Intensivmediziner halten harte Corona-Maßnahmen für alternativlos
Die Ableitung aus den aktuellen hohen Infektionszahlen und der schon jetzt stark belasteten Intensivstationen sei für Kluge, aber auf für fast alle Intensivmediziner in Deutschland, „einheitliche, flächendeckende harte Maßnahmen“. „Das ist alternativlos“, sagt Kluge. Jeder Tag, der vergehe, mache die Situation schwieriger. „Wir haben eine Riesenangst vor dem exponentiellen Wachstum.“
Die persönlichen und wirtschaftlichen Einschnitte, die solche harten Maßnahmen wie eine Ausgangssperre mit sich bringen, seien zwar heftig.

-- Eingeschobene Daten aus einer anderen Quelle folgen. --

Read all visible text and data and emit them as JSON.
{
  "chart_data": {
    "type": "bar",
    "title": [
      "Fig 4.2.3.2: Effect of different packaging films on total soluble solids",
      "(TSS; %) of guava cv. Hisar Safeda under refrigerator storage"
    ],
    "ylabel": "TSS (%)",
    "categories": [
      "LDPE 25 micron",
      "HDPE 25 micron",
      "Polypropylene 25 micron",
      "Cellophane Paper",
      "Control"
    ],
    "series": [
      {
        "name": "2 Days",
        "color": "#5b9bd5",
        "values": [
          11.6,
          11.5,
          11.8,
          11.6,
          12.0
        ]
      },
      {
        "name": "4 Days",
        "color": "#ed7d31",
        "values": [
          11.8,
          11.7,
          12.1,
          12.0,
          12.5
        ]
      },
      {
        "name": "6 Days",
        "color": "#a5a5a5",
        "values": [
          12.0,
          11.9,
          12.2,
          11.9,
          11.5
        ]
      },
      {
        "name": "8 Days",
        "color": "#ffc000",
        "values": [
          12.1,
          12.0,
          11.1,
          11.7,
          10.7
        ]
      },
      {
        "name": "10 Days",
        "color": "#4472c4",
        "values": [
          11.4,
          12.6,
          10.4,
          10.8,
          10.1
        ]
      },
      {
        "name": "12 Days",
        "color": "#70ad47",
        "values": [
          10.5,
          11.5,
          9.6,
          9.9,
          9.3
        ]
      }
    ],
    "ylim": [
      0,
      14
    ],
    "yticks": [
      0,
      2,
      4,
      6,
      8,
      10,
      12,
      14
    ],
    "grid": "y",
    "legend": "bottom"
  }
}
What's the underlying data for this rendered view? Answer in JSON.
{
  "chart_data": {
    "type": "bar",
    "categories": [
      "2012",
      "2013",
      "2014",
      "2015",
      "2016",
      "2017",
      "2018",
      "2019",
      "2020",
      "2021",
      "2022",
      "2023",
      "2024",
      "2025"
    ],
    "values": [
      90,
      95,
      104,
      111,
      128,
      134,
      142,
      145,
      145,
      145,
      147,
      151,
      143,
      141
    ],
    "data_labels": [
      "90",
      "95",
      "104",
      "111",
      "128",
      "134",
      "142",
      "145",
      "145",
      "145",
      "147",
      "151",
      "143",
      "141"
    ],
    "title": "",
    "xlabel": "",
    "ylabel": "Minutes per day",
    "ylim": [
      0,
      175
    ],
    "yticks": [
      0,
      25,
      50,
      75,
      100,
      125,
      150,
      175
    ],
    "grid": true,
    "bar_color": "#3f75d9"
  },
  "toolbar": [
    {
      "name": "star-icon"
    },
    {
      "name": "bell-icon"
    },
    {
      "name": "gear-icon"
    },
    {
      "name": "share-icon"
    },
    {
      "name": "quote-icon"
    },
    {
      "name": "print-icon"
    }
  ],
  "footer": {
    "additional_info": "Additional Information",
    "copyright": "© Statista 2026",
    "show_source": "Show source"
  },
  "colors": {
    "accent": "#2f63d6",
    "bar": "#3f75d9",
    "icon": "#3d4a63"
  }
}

Aber auf der anderen Seite sterben die Corona-Patienten zu 30 Prozent auf den Intensivstationen und viele der Patienten würden unter den Long-COVID-Folgen leiden. Lesen Sie dazu auch: Studie: Covid-19-Erkrankung könnte Hörschäden verursachen
Studien haben ergeben, dass selbst von den Erkrankten, die nicht in einem Krankenhaus behandelt worden seien, jeder zweite noch Monate später an Symptomen leide. „Das kann von einer leichten Luftnot oder Müdigkeit bis zu schweren Einschränkungen der Lungenfunktion reichen, manche Patienten sind nicht mehr arbeitsfähig“, erklärt Stefan Kluge. Dass viele Menschen sich nicht an die Regeln hielten und sich Schlupflöcher suchten, habe zu den hohen Infektionszahlen geführt. „Und die Menschen unterschätzen die britische Virusvariante. Das ist eine Fehleinschätzung, die gerade viele Leben kostet.“
Daher sei es schade, dass sich die Politik nicht auf einen zentralen Maßnahmenkatalog einigt. Das sei sehr frustrierend - nicht nur für Intensivmediziner.